The Villa Borghesi gardens and museums within (including a fine contemporary art museum).
San Gimiano
This medieval walled city is called the “Manhattan of Tuscany” since it has 22 towers – a skyline of its own. If you go there, eat at La Cisterna (In Italian a “c” followed by an “i or "e"” is pronounced as “ch"). The name is not quite right – It’s an inn with a restaurant up one floor, above the city wall’s top, giving a splendid view of the Tuscan countryside. The food is wonderful.

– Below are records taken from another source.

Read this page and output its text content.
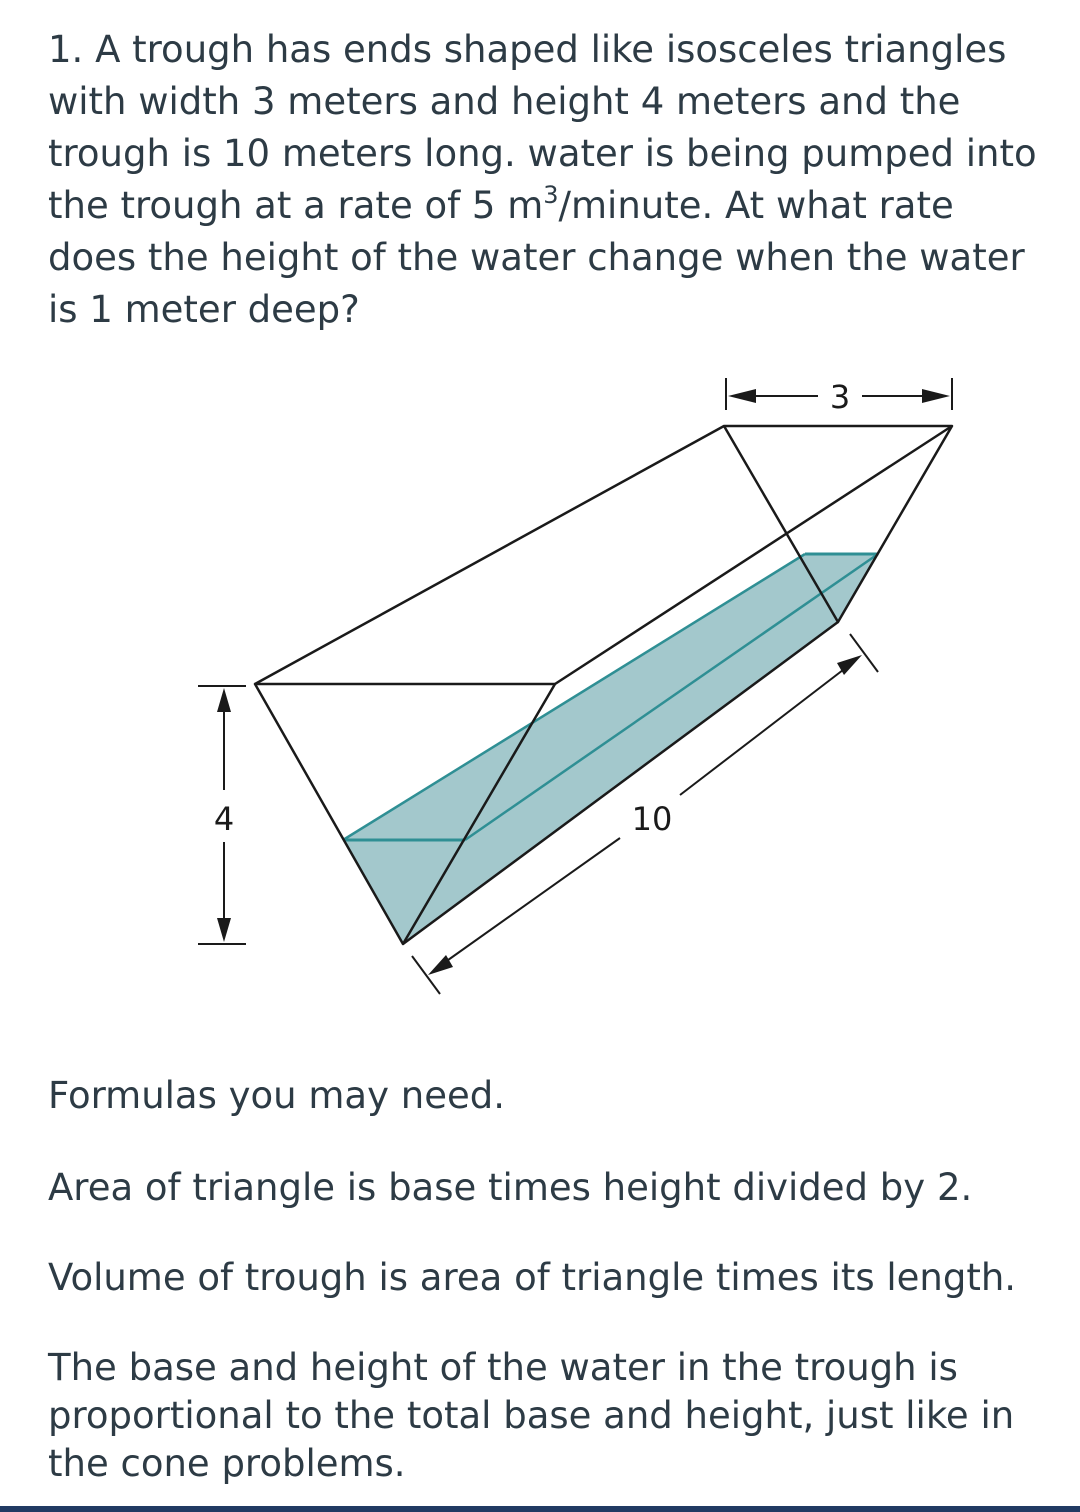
1. A trough has ends shaped like isosceles triangles with width 3 meters and height 4 meters and the trough is 10 meters long. water is being pumped into the trough at a rate of 5 $m^3$/minute. At what rate does the height of the water change when the water is 1 meter deep?

3
4	10

Formulas you may need.

Area of triangle is base times height divided by 2.

Volume of trough is area of triangle times its length.

The base and height of the water in the trough is proportional to the total base and height, just like in the cone problems.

Don’t dress like Americans or you will be the target of pickpockets and other low-lifes (Americans and West Germans, both rich, are indistinguishable from one another until they speak). That means very comfortable leather shoes instead of big sport shoes, not tee-shirts/shorts, perhaps not jeans, no fanny pack. Okay are slacks, collared shirts (polo style is fine). Consider getting pants or skirts with multi-pockets, including hidden zippered ones inside other pockets.
Go into churches virtually anywhere in Italy and you will find fine works of art by old masters (Belini, Rafael, Donatello, Lipi, Titian, and all four of the Teenage Mutant Ninja Turtles, etc.) in paintings and altar pieces.
It seems as though there is only one waiter who is allowed to present a check for every 100,000 people in a city. Leisurely meals can become incredibly long. However, if you stand up to go, the official waiter who handles il conto (the check) will arrive on-the-spot.
Wherever you are select restaurants that cater to locals instead of tourists. One sign of that is how many languages the displayed menus have on them.
Wherever you are, eat the local specialty (in Venice it’s sea food, in Tuscany it’s grilled meats, including game, such as cinghialle [ching’-ee-al-ay], which is wild boar).
Don’t make my mistake of confusing il cabinetto (men’s room) with il carabinierro (state policeman). It gets the policeman very angry.
The most important phrase to know is, “Dove la gelateria?”